Recompiling llama.cpp for V100

llama.cpp must be built with CUDA architecture 70 explicitly included. If the build targets only compute_86 (Ampere) or higher, the kernels won't execute on the V100 and you'll get CUDA error: CUDA-capable device(s) is/are busy or unavailable, which actually means "no compatible kernels found".

Build inside a CUDA 12.6 container:

cmake -B build \
    -DGGML_CUDA=ON \
    -DCMAKE_CUDA_ARCHITECTURES="70" \
    -DCMAKE_BUILD_TYPE=Release

cmake --build build --config Release -j$(nproc)

For mixed setups (V100 + Ampere card in the same machine), include both architectures:

-DCMAKE_CUDA_ARCHITECTURES="70;86"

Here, 70 covers V100 (Volta), 86 covers RTX 3090 (Ampere). The resulting binary contains kernels for both and dispatches at runtime.

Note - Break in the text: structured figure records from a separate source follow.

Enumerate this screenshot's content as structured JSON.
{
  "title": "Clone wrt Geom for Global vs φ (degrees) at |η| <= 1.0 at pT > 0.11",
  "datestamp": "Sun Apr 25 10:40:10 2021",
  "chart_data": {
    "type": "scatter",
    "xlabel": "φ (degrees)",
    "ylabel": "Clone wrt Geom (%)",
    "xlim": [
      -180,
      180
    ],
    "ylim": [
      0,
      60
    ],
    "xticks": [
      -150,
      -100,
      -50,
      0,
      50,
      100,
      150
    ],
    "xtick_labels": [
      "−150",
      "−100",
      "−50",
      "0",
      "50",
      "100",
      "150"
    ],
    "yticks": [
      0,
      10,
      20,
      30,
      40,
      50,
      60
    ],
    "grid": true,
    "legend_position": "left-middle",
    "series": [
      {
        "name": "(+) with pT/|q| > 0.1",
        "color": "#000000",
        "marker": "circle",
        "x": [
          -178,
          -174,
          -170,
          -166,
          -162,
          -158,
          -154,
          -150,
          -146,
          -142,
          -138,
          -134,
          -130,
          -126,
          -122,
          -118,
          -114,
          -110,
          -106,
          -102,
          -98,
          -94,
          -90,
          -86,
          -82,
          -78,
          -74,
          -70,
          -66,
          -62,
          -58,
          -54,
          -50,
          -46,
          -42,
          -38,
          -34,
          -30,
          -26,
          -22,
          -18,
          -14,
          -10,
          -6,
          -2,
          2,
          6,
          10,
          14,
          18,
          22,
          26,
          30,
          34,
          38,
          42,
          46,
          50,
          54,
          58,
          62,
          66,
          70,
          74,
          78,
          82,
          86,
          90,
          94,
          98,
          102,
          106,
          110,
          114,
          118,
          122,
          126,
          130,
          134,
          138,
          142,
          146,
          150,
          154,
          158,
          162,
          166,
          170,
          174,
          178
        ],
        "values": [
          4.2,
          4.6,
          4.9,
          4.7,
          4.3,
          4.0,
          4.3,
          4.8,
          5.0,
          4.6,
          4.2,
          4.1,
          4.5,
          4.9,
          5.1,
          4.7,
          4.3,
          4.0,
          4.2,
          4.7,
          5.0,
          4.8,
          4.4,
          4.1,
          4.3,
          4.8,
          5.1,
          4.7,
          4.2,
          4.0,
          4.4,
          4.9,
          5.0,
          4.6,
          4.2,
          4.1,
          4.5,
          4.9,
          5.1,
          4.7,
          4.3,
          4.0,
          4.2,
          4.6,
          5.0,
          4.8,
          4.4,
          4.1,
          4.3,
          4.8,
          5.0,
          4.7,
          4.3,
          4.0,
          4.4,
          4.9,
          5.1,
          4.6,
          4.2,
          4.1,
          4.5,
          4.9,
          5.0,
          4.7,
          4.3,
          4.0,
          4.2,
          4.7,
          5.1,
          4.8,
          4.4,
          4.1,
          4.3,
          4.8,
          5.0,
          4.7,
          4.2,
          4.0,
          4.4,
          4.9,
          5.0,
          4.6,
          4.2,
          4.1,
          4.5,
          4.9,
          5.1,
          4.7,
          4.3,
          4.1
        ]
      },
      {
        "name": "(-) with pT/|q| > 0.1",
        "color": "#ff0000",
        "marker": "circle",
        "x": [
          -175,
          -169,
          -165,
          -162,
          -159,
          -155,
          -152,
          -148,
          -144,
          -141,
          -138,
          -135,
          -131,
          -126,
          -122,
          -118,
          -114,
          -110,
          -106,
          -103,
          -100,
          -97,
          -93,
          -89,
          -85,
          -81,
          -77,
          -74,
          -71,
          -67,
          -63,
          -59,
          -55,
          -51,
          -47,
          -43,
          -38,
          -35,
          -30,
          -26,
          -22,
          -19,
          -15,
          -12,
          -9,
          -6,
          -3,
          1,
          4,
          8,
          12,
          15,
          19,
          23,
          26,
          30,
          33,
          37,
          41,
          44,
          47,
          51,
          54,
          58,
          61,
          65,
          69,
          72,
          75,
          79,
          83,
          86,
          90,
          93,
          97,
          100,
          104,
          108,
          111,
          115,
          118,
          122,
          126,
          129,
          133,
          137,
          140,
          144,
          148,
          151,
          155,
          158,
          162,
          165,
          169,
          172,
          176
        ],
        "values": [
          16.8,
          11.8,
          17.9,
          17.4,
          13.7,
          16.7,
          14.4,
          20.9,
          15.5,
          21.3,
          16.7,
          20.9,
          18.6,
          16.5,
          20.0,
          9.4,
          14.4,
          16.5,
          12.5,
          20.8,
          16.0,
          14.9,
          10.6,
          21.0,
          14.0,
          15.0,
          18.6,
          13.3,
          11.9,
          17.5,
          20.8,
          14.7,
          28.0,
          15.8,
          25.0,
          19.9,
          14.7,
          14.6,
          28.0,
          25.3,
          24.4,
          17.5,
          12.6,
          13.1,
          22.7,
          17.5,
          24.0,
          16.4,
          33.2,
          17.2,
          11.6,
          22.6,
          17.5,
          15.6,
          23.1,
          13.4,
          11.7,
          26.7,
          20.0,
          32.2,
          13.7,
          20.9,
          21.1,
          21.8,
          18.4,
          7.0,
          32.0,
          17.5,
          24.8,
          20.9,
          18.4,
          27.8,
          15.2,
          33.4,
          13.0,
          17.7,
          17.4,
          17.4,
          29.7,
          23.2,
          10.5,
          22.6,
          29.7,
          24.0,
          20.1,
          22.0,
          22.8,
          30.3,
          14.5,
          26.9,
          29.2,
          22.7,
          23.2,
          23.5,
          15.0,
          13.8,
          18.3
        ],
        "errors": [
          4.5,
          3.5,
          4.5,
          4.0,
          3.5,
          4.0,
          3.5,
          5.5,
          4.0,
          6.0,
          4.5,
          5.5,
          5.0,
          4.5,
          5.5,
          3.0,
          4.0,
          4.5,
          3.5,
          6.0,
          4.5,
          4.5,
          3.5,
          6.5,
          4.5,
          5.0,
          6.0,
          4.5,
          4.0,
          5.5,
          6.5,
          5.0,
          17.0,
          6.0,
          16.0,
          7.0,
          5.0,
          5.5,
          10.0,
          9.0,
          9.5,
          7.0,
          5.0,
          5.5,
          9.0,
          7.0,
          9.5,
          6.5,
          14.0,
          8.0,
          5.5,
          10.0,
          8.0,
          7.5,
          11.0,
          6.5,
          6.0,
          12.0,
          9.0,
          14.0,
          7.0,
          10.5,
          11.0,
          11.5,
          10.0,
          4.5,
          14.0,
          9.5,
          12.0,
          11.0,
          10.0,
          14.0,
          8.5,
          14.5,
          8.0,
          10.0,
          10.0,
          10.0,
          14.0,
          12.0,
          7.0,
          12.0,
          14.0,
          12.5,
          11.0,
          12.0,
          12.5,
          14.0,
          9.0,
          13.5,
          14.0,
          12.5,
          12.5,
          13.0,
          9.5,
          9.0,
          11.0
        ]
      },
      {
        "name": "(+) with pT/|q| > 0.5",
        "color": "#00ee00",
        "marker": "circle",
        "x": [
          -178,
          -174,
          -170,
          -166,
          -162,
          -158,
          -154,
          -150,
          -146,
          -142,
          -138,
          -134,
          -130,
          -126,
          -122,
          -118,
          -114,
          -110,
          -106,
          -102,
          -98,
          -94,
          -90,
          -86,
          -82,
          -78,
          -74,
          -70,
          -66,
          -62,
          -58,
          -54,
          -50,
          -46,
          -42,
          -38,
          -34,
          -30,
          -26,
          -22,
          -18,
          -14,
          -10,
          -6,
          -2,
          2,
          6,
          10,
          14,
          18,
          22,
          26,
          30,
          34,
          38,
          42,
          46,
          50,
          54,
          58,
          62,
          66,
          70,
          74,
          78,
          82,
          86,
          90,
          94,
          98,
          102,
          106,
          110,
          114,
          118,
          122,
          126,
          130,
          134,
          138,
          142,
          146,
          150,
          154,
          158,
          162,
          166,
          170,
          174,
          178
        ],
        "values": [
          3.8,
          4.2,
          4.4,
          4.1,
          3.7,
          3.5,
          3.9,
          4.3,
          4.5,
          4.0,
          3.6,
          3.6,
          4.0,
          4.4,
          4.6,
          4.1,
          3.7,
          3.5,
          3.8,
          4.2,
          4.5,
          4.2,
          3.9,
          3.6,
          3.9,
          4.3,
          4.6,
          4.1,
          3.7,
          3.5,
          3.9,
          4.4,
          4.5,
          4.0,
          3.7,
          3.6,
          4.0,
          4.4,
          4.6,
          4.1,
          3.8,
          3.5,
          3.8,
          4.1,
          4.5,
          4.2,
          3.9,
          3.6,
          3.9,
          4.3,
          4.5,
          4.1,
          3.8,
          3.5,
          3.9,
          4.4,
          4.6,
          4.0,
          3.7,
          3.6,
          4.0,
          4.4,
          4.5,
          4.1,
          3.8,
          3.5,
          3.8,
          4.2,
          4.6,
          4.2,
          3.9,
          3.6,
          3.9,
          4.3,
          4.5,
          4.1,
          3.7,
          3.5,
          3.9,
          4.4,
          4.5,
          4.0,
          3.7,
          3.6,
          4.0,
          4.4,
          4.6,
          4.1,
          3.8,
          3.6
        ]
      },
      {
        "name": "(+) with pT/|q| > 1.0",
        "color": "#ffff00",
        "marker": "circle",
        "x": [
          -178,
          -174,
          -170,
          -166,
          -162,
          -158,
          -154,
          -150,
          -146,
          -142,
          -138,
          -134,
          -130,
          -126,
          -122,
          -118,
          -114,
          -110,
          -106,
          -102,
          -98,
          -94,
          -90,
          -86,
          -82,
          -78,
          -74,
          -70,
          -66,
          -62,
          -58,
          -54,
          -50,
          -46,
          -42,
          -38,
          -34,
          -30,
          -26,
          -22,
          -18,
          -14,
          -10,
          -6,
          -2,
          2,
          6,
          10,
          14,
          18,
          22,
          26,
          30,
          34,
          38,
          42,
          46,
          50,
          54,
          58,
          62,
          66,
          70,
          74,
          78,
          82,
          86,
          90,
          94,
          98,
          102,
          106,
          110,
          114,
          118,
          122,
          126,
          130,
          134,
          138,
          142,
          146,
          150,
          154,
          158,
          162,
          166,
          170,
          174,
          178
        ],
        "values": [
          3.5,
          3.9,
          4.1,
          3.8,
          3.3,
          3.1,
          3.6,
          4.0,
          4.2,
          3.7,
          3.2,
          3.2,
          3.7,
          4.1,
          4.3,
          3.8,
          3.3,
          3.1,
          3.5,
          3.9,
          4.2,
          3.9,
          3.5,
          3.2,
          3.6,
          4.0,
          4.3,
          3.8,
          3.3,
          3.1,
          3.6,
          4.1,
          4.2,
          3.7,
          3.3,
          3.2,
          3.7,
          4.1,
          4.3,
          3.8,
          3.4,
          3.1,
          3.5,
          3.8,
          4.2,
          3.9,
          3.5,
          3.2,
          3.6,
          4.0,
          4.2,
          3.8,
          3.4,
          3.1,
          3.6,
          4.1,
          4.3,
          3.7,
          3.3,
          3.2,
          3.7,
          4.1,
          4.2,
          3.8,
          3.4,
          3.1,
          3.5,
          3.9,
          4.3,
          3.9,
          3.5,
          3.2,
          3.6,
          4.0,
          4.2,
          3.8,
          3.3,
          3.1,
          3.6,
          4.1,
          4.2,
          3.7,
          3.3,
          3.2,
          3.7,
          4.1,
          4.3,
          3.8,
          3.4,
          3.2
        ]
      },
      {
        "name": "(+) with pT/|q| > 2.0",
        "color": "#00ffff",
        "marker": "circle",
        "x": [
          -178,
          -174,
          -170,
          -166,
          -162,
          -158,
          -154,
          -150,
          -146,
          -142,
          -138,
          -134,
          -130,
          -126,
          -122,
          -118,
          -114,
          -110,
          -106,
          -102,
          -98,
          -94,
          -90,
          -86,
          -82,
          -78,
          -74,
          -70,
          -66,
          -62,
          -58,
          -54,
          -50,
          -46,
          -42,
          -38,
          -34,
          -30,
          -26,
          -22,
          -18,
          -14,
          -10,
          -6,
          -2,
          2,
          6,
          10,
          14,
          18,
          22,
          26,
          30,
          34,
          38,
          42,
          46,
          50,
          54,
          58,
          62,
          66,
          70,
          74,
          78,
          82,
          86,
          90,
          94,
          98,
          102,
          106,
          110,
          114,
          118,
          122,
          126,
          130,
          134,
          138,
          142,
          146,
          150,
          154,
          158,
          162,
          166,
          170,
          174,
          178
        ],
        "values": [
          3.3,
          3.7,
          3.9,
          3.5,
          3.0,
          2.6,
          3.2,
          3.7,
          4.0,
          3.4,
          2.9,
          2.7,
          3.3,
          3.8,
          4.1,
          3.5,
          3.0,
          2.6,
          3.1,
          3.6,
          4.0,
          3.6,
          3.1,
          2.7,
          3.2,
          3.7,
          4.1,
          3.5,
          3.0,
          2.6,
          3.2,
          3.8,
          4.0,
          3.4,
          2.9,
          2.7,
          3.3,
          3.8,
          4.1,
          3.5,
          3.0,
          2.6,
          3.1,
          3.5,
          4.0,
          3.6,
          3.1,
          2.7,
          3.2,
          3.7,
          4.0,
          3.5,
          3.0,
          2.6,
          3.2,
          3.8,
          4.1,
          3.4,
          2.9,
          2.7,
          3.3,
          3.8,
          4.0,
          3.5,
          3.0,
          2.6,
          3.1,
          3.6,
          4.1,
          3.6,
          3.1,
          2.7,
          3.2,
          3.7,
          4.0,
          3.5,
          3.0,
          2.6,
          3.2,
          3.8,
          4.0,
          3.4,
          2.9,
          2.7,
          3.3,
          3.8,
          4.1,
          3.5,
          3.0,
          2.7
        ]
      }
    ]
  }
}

Verify the build picked up Volta. When llama-server starts, it prints a system_info line that includes the compiled architectures:

system_info: ... CUDA : ARCHS = 70;86 | USE_GRAPHS = 1 | ...

If ARCHS = 860 only, the V100 will not work.

A note on stale builds: if you previously built against a different CUDA version, wipe the build directory before rebuilding. Stale CMake dependency files reference old toolkit paths and produce obscure linker errors like No rule to make target '/usr/local/cuda-13.2/targets/x86_64-linux/lib/libcudart.so':

rm -rf build/
cmake -B build -DGGML_CUDA=ON -DCMAKE_CUDA_ARCHITECTURES="70" ...

Docker GPU passthrough

The NVIDIA Container Toolkit enables GPU access from Docker containers via the --gpus flag.

Install on Fedora 44:

sudo dnf install nvidia-container-toolkit

The package comes from NVIDIA's official repository. If dnf can't find it, add the repo:

curl -s -L https://nvidia.github.io/libnvidia-container/stable/rpm/nvidia-container-toolkit.repo | \
    sudo tee /etc/yum.repos.d/nvidia-container-toolkit.repo
sudo dnf install nvidia-container-toolkit

Configure the Docker runtime:

sudo nvidia-ctk runtime configure --runtime=docker
sudo systemctl restart docker

This edits /etc/docker/daemon.json and adds the nvidia runtime:

{
    "runtimes": {
        "nvidia": {
            "args": [],
            "path": "nvidia-ctk"
        }
    }
}

Test passthrough:

sudo docker run --rm --gpus all nvidia/cuda:12.6.3-base-ubuntu22.04 nvidia-smi

If this prints the same GPU list as the host's nvidia-smi, passthrough works.

Conclusion

The V100 remains a cost-effective option for local LLM inference in 2026, provided you accept the constraints of an end-of-life architecture. The driver and CUDA toolkit version requirements are easy to miss but trivial to address once known. Driver 580 LTSB combined with CUDA 12.6 in containers gives a stable, well-supported stack through at least June 2028, more than enough time to extract value from cheap used hardware.